The figure below shows average price by city and rental type. Rentals of an entire space command a higher price than private rooms, and price overall roughly tracks the size of the city.
The figure below shows prices by the number of people a listing accommodates. Price increases linearly with accommodation size, and this slope varies somewhat by city, with NYC showing the biggest increases in price with increases in accommodation size.
I created two types of predictive model of Airbnb listing prices: 1. a regression model, 2. a random forest model (see predictAirbnb.R). The parameters of these models were learned using k-fold cross validataion (k=10) on a training data set (random 80% of data), and tested on a held out testing set (remaining 20% of data).
Several sets of features were used for different iterations of the linear regression model. Ratings (average stars, number of reviews) did not prove to be useful features for predicting listing price, nor did the moderating effects of city observed in the plots above. The following features related notably to listing price: city, accommodation size, room type, number of bedrooms, property type, city centered latitude and longitude, and whether the renter had multiple listings. This model explained 51% of price variance in the testing set (RMSE = 29.2). The plot below shows the pricing predictions of this model relative to the observed prices on the testing set (diagonal line references perfect prediction).
The random forest model used all features in the regression model and additionally number of reviews, average stars, and number of beds (the correlation of the latter with accommodation size does not pose the same problem here as in the regression model). This model had a minimum node size of 5 and 1000 trees. I searched across the number of variables for the best number available for splitting at each node for the choice associated with the smallest RMSE (mtry=3). This model narrowly outperforms linear regression, explaining 54% of the variance (pseudo-R^2) in the test set (RMSE = 28.7).

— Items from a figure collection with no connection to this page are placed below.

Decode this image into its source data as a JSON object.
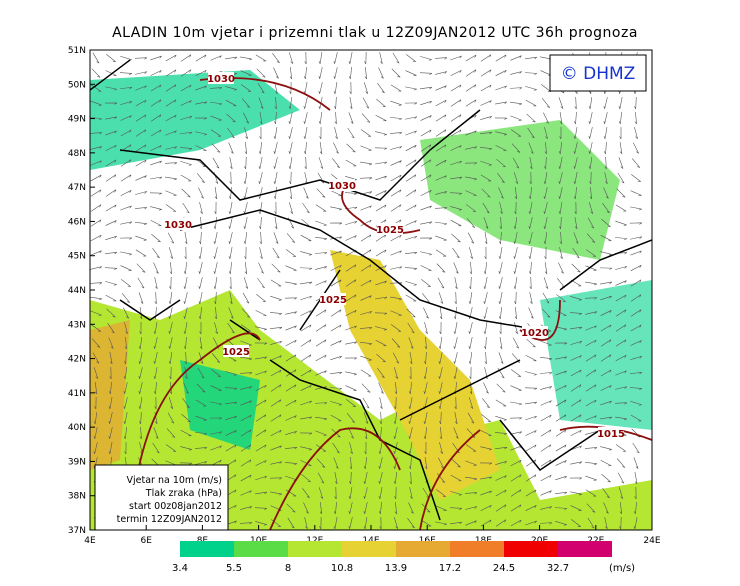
{
  "header": {
    "title": "ALADIN 10m vjetar i prizemni tlak u 12Z09JAN2012 UTC 36h prognoza",
    "logo": "© DHMZ"
  },
  "map": {
    "lat_labels": [
      "51N",
      "50N",
      "49N",
      "48N",
      "47N",
      "46N",
      "45N",
      "44N",
      "43N",
      "42N",
      "41N",
      "40N",
      "39N",
      "38N",
      "37N"
    ],
    "lon_labels": [
      "4E",
      "6E",
      "8E",
      "10E",
      "12E",
      "14E",
      "16E",
      "18E",
      "20E",
      "22E",
      "24E"
    ],
    "isobars": [
      {
        "label": "1030"
      },
      {
        "label": "1030"
      },
      {
        "label": "1030"
      },
      {
        "label": "1025"
      },
      {
        "label": "1025"
      },
      {
        "label": "1025"
      },
      {
        "label": "1020"
      },
      {
        "label": "1015"
      }
    ]
  },
  "info_box": {
    "lines": [
      "Vjetar na 10m (m/s)",
      "Tlak zraka (hPa)",
      "start 00z08jan2012",
      "termin 12Z09JAN2012"
    ]
  },
  "colorbar": {
    "labels": [
      3.4,
      5.5,
      8,
      10.8,
      13.9,
      17.2,
      24.5,
      32.7
    ],
    "unit": "(m/s)",
    "colors": [
      "#00d28c",
      "#5adc46",
      "#b4e632",
      "#e6d232",
      "#e6aa32",
      "#f07d28",
      "#f00000",
      "#d2006e",
      "#a000c8"
    ]
  }
}
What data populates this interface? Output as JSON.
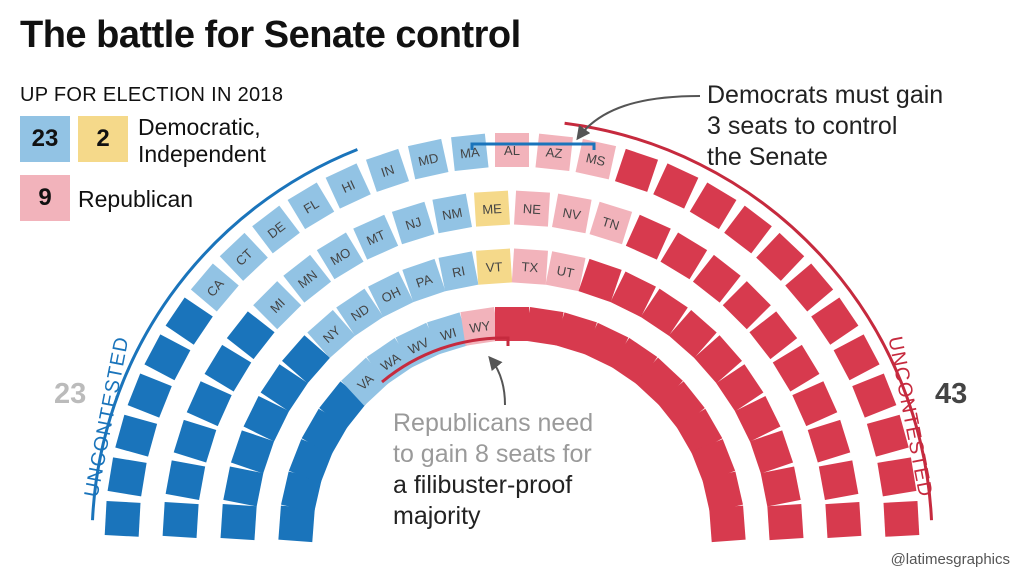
{
  "title": "The battle for Senate control",
  "legend": {
    "heading": "UP FOR ELECTION IN 2018",
    "items": [
      {
        "count": "23",
        "color": "#92c3e4"
      },
      {
        "count": "2",
        "color": "#f5d98a"
      },
      {
        "count": "9",
        "color": "#f2b3bb"
      }
    ],
    "dem_ind_label": [
      "Democratic,",
      "Independent"
    ],
    "rep_label": "Republican"
  },
  "side_labels": {
    "left_total": "23",
    "right_total": "43",
    "left_uncontested": "UNCONTESTED",
    "right_uncontested": "UNCONTESTED"
  },
  "annotations": {
    "democrats": [
      "Democrats must gain",
      "3 seats to control",
      "the Senate"
    ],
    "republicans": [
      "Republicans need",
      "to gain 8 seats for",
      "a filibuster-proof",
      "majority"
    ]
  },
  "credit": "@latimesgraphics",
  "colors": {
    "dem_uncontested": "#1a74bb",
    "dem_up": "#92c3e4",
    "ind_up": "#f5d98a",
    "rep_up": "#f2b3bb",
    "rep_uncontested": "#d73a4e",
    "arrow_blue": "#1a74bb",
    "arrow_red": "#c62a3e"
  },
  "chart_data": {
    "type": "hemicycle",
    "total_seats": 100,
    "segments": [
      {
        "party": "Democratic",
        "status": "uncontested",
        "seats": 23
      },
      {
        "party": "Democratic",
        "status": "up for election 2018",
        "seats": 23
      },
      {
        "party": "Independent",
        "status": "up for election 2018",
        "seats": 2
      },
      {
        "party": "Republican",
        "status": "up for election 2018",
        "seats": 9
      },
      {
        "party": "Republican",
        "status": "uncontested",
        "seats": 43
      }
    ],
    "seats_up_for_election": [
      {
        "state": "VA",
        "party": "D"
      },
      {
        "state": "WA",
        "party": "D"
      },
      {
        "state": "WV",
        "party": "D"
      },
      {
        "state": "WI",
        "party": "D"
      },
      {
        "state": "NY",
        "party": "D"
      },
      {
        "state": "ND",
        "party": "D"
      },
      {
        "state": "OH",
        "party": "D"
      },
      {
        "state": "PA",
        "party": "D"
      },
      {
        "state": "RI",
        "party": "D"
      },
      {
        "state": "VT",
        "party": "I"
      },
      {
        "state": "MI",
        "party": "D"
      },
      {
        "state": "MN",
        "party": "D"
      },
      {
        "state": "MO",
        "party": "D"
      },
      {
        "state": "MT",
        "party": "D"
      },
      {
        "state": "NJ",
        "party": "D"
      },
      {
        "state": "NM",
        "party": "D"
      },
      {
        "state": "ME",
        "party": "I"
      },
      {
        "state": "CA",
        "party": "D"
      },
      {
        "state": "CT",
        "party": "D"
      },
      {
        "state": "DE",
        "party": "D"
      },
      {
        "state": "FL",
        "party": "D"
      },
      {
        "state": "HI",
        "party": "D"
      },
      {
        "state": "IN",
        "party": "D"
      },
      {
        "state": "MD",
        "party": "D"
      },
      {
        "state": "MA",
        "party": "D"
      },
      {
        "state": "AL",
        "party": "R"
      },
      {
        "state": "AZ",
        "party": "R"
      },
      {
        "state": "MS",
        "party": "R"
      },
      {
        "state": "NE",
        "party": "R"
      },
      {
        "state": "NV",
        "party": "R"
      },
      {
        "state": "TN",
        "party": "R"
      },
      {
        "state": "TX",
        "party": "R"
      },
      {
        "state": "UT",
        "party": "R"
      },
      {
        "state": "WY",
        "party": "R"
      }
    ]
  }
}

Both models suffer from notable underprediction for higher price listings. The sample is less dense here (prices are right skewed), perhaps accounting for some of the error. Predictive models of price may be improved with more training data across the range of prices, and potentially with more, and better, listing features (e.g. ammenities, minimum night stay, distance from transportation, reviews on apartment attributes such as the accuracy of ad, communication, cleanliness, etc.).